Using this method/algorithm, I tried to solve the problem, by first differentiating the given equation( w.r.t x). I got $\frac{2x}{a^2+\lambda}+\frac{2y\frac{dy}{dx}}{b^2+\lambda}=0.$
After this, as $\lambda$ is given as the parameter, I tried eliminating $\lambda$ between $\frac{x^2}{a^2+\lambda}+\frac{y^2}{b^2+\lambda}=1,$ and $\frac{2x}{a^2+\lambda}+\frac{2y\frac{dy}{dx}}{b^2+\lambda}=0.$
However, this is where the problem started. I couldn't really eliminate $\lambda$ as things got really messy. Bashing things randomnly, I found the eliminant to be something which seems unreasonable. I found, that as a hint, it was given that for the elimination of the parameter $\lambda$ value of $\lambda$ should be calculated and that comes out as, $\lambda=-\frac{b^2x+a^2y\frac{dy}{dx}}{x+y\frac{dy}{dx}}$.

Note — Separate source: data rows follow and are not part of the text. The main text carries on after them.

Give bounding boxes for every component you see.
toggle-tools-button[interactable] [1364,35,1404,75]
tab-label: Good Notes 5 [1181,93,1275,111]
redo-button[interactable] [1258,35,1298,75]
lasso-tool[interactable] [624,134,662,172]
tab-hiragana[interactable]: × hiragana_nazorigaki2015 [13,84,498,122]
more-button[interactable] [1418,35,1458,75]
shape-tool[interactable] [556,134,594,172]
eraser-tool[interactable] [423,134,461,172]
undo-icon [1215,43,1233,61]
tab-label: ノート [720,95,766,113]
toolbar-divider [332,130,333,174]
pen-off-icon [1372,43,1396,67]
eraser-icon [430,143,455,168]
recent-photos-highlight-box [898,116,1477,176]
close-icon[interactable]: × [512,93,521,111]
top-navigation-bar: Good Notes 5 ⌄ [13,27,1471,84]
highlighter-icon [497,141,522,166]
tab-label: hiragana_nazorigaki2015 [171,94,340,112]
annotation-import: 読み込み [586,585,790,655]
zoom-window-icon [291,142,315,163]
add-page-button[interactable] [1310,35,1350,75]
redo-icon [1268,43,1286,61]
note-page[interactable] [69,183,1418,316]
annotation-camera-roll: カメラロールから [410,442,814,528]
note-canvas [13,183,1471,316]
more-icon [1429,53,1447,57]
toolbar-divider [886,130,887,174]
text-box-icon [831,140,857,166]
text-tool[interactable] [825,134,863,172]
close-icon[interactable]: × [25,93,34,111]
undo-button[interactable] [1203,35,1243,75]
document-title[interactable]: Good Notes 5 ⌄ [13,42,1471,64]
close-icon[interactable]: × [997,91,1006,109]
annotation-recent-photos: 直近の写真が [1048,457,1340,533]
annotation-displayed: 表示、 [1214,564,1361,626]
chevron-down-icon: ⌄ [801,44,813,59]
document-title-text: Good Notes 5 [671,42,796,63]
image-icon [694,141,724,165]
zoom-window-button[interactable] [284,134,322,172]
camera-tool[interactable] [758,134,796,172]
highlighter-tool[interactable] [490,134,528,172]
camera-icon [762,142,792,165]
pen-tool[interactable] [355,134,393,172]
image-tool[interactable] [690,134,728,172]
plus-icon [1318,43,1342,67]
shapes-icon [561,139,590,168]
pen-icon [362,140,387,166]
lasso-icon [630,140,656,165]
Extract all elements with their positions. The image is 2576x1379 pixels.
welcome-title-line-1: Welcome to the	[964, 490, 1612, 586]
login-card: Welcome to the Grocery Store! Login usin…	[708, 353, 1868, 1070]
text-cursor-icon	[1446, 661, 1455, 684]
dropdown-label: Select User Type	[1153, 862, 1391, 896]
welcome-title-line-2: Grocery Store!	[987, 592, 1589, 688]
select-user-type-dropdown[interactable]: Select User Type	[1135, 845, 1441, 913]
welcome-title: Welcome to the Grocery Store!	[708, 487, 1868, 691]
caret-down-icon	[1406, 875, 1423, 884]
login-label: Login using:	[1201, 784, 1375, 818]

After using this, everything went down smoothly. But I want to know how did they arrive at the value of $\lambda=-\frac{b^2x+a^2y\frac{dy}{dx}}{x+y\frac{dy}{dx}}$. Till now, I only heard that eliminating parameters between two equations might be challenging, but I never experienced it, up until now.
Any help regarding this, will be appreciated.
You made a careless mistake when differentiating with respect to $x$. The 1 on the RHS should be a 0.
From there, it is straightforward to make $\lambda$ the subject, EG By cross-multiplying, we get a linear expression in $\lambda$.
Note: In your (incorrect) version, cross-multiplying gives us a quadratic in $\lambda$, of which we can find solutions using the quadratic formula.